Human Rights Watch has submitted recommendations to the Special Rapporteur for the upcoming thematic report on curriculum, pedagogy, and assessment in relation to the right to education, drawing on its global research on human rights and education. The submission emphasizes three critical concerns: the lack of comprehensive sexuality education (CSE), barriers to education for refugee children, and the use of education for political indoctrination or assimilation. International human rights law guarantees all children access to information about sexual and reproductive health, which includes the state’s responsibility to provide age-appropriate, scientifically accurate, and rights-based education. The Committee on the Rights of the Child and the Committee on Economic, Social and Cultural Rights have affirmed that comprehensive sexuality education is an essential component of the right to education.

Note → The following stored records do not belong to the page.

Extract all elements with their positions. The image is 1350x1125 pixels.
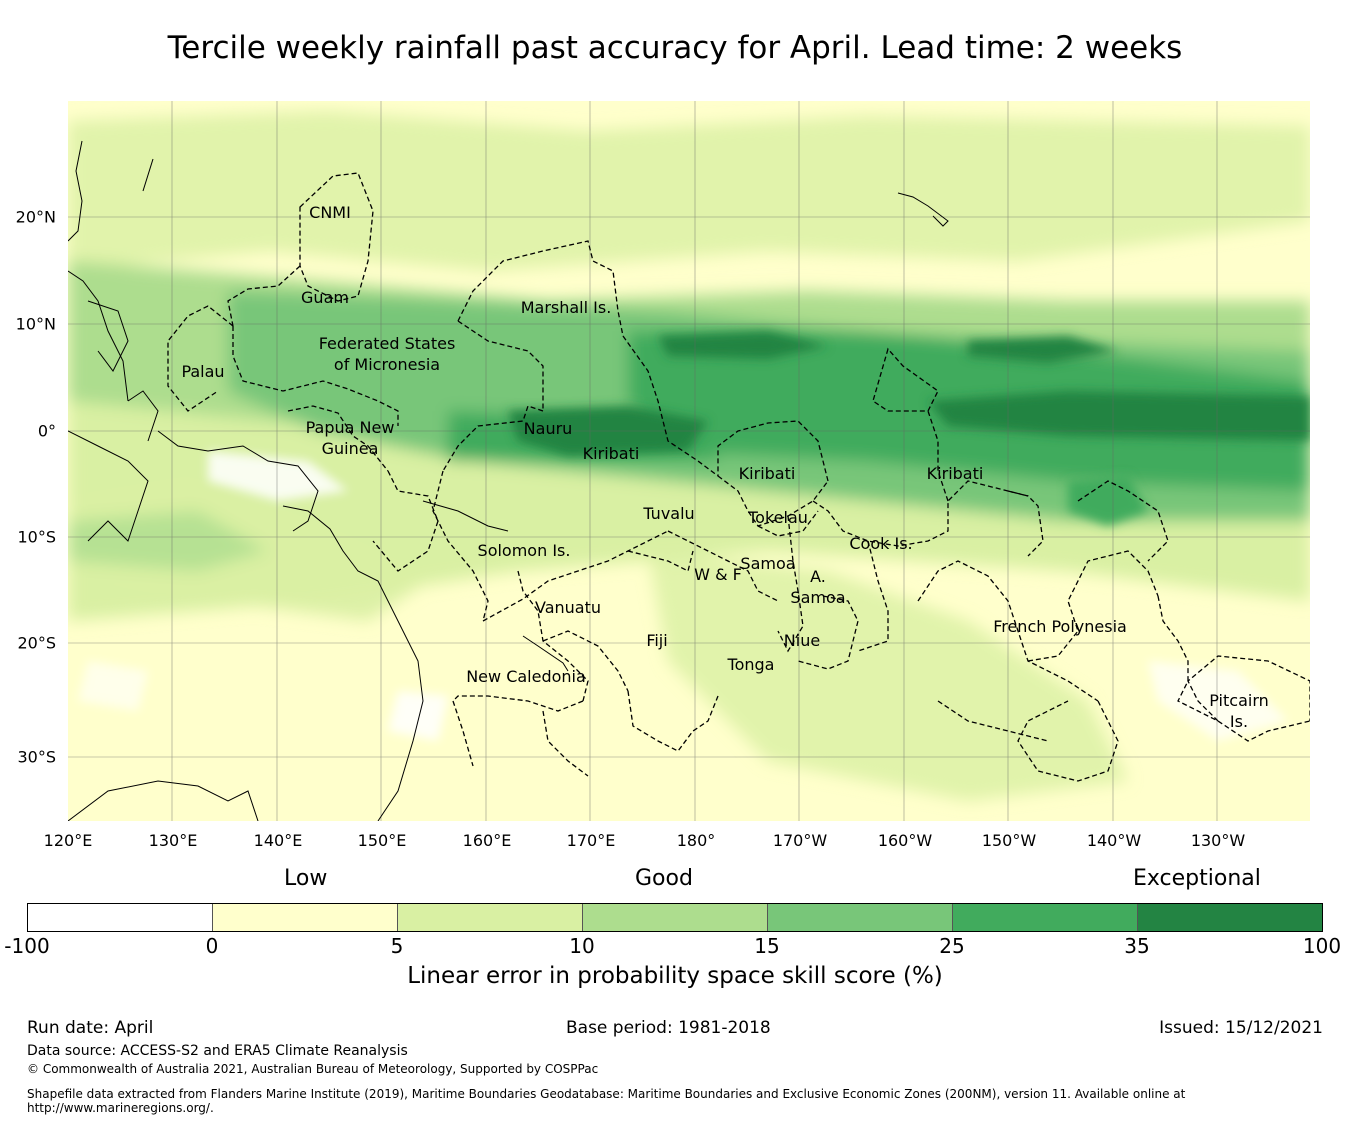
label-pitcairn-line1: Pitcairn — [1209, 691, 1269, 710]
label-new-caledonia: New Caledonia — [466, 667, 586, 686]
y-tick-label: 10°S — [17, 527, 56, 547]
label-png-line1: Papua New — [306, 418, 395, 437]
label-fsm-line1: Federated States — [319, 334, 456, 353]
shapefile-credit: Shapefile data extracted from Flanders M… — [27, 1087, 1186, 1115]
label-png-line2: Guinea — [322, 439, 379, 458]
run-date: Run date: April — [27, 1018, 154, 1038]
label-wallis-futuna: W & F — [694, 565, 742, 584]
colorbar-tick: 5 — [390, 934, 404, 958]
base-period: Base period: 1981-2018 — [566, 1018, 771, 1038]
x-tick-label: 170°E — [566, 831, 616, 850]
x-tick-label: 180° — [676, 831, 716, 850]
colorbar-tick: 25 — [939, 934, 965, 958]
label-solomon-is: Solomon Is. — [478, 541, 571, 560]
label-tokelau: Tokelau — [747, 508, 808, 527]
label-vanuatu: Vanuatu — [535, 598, 601, 617]
colorbar-segment — [583, 904, 768, 931]
graticule — [68, 101, 1310, 821]
label-marshall-is: Marshall Is. — [521, 298, 612, 317]
label-nauru: Nauru — [524, 419, 573, 438]
colorbar-segment — [953, 904, 1138, 931]
colorbar-tick: -100 — [4, 934, 50, 958]
skill-field-core — [508, 331, 1310, 526]
label-pitcairn-line2: Is. — [1230, 712, 1248, 731]
label-kiribati-gilbert: Kiribati — [583, 444, 640, 463]
label-niue: Niue — [784, 631, 820, 650]
x-tick-label: 170°W — [772, 831, 828, 850]
colorbar-segment — [398, 904, 583, 931]
x-tick-label: 140°E — [253, 831, 303, 850]
y-tick-label: 0° — [37, 421, 56, 441]
x-tick-label: 140°W — [1086, 831, 1142, 850]
x-tick-label: 130°E — [148, 831, 198, 850]
copyright: © Commonwealth of Australia 2021, Austra… — [27, 1062, 599, 1076]
label-tuvalu: Tuvalu — [642, 504, 694, 523]
colorbar-label: Linear error in probability space skill … — [407, 963, 943, 989]
x-tick-label: 130°W — [1190, 831, 1246, 850]
label-samoa: Samoa — [740, 554, 795, 573]
colorbar-tick: 100 — [1302, 934, 1342, 958]
colorbar-segment — [28, 904, 213, 931]
x-tick-label: 150°E — [357, 831, 407, 850]
x-tick-label: 120°E — [43, 831, 93, 850]
legend-category-exceptional: Exceptional — [1133, 866, 1261, 891]
label-cook-is: Cook Is. — [849, 534, 912, 553]
x-tick-label: 150°W — [981, 831, 1037, 850]
label-tonga: Tonga — [727, 655, 775, 674]
colorbar-tick: 35 — [1124, 934, 1150, 958]
no-skill-patches — [78, 451, 1288, 741]
label-american-samoa-line1: A. — [810, 567, 826, 586]
label-palau: Palau — [181, 362, 224, 381]
colorbar-tick: 10 — [569, 934, 595, 958]
chart-title: Tercile weekly rainfall past accuracy fo… — [167, 30, 1183, 66]
y-tick-label: 20°S — [17, 633, 56, 653]
colorbar-segment — [213, 904, 398, 931]
issued-date: Issued: 15/12/2021 — [1159, 1018, 1323, 1038]
y-tick-label: 10°N — [15, 314, 56, 334]
label-guam: Guam — [301, 288, 349, 307]
y-tick-label: 30°S — [17, 747, 56, 767]
y-tick-label: 20°N — [15, 207, 56, 227]
x-tick-label: 160°W — [877, 831, 933, 850]
eez-boundaries — [167, 172, 1310, 782]
colorbar-segment — [1138, 904, 1322, 931]
label-fsm-line2: of Micronesia — [334, 355, 440, 374]
skill-map: CNMI Guam Marshall Is. Federated States … — [68, 101, 1310, 821]
colorbar-tick: 0 — [205, 934, 219, 958]
data-source: Data source: ACCESS-S2 and ERA5 Climate … — [27, 1043, 408, 1059]
colorbar — [27, 903, 1323, 932]
label-kiribati-line: Kiribati — [927, 464, 984, 483]
label-cnmi: CNMI — [309, 203, 351, 222]
colorbar-tick: 15 — [754, 934, 780, 958]
label-kiribati-phoenix: Kiribati — [739, 464, 796, 483]
coastlines — [68, 140, 949, 821]
x-tick-label: 160°E — [462, 831, 512, 850]
region-labels: CNMI Guam Marshall Is. Federated States … — [181, 203, 1268, 731]
label-american-samoa-line2: Samoa — [790, 588, 845, 607]
legend-category-low: Low — [284, 866, 328, 891]
colorbar-segment — [768, 904, 953, 931]
label-fiji: Fiji — [646, 631, 667, 650]
legend-category-good: Good — [635, 866, 693, 891]
label-french-polynesia: French Polynesia — [993, 617, 1127, 636]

Human Rights Watch highlights the human rights harms caused by inadequate CSE. In countries such as Tanzania, Mozambique, and the Dominican Republic, high rates of adolescent pregnancy and inadequate education contribute to early motherhood, school dropout, and ongoing discrimination. In Ecuador, Senegal, and South Korea, students face sexual and gender-based violence in schools, with insufficient CSE to address consent, healthy relationships, and gender equality. LGBT students in countries including Vietnam, South Korea, Saint Vincent and the Grenadines, and Japan experience stigma, bullying, and exclusion due to curricula that fail to include sexual and gender diversity. In some cases, teaching practices reinforce harmful stereotypes, leading students to avoid school altogether.
The submission also documents a global anti-rights backlash against CSE, led by religious and political groups opposing so-called “gender ideology.” In Romania, the Orthodox Church and other actors successfully lobbied to make sexual education optional, reduce age coverage, and limit instruction on gender equality. In Ecuador, the Ministry of Education faced political pressure to remove age-appropriate sexual and reproductive health resources from its online platform, while in the United States and Brazil, teachers providing CSE have faced harassment, censorship, and threats, particularly regarding content on sexual orientation and gender identity.
Human Rights Watch emphasizes the need to guarantee education for refugee children without discrimination. In Bangladesh, Rohingya children face restricted access to accredited education, limited to informal community-run learning centers. Funding cuts and legal restrictions prevent most children from attending secondary school or accessing higher education, contributing to high dropout rates and limiting opportunities for long-term development.
The submission further examines the use of education for political indoctrination. In Russian-occupied areas of Ukraine, curricula promote pro-Russian narratives, military training, and restrictions on Ukrainian language instruction, violating children’s rights and international humanitarian law. In China and Hong Kong, education has been politicized to enforce ideological conformity, with curricula promoting patriotism, Xi Jinping Thought, and restricting critical thinking. In the Tibet Autonomous Region, Chinese policies have reduced access to education in the Tibetan language, with private Tibetan-medium schools forcibly closed, undermining cultural and linguistic rights.
Human Rights Watch recommends that states implement mandatory, age-appropriate, scientifically accurate comprehensive sexuality education, remove barriers to education for refugee and marginalized children, and prevent political indoctrination in schools. Governments should respect children’s mother-tongue education and cultural identity, protect educators and students from harassment, and ensure accountability for violations. The organization also calls on the Office of the High Commissioner for Human Rights to investigate restrictions on mother-tongue education and monitor violations that undermine children’s rights.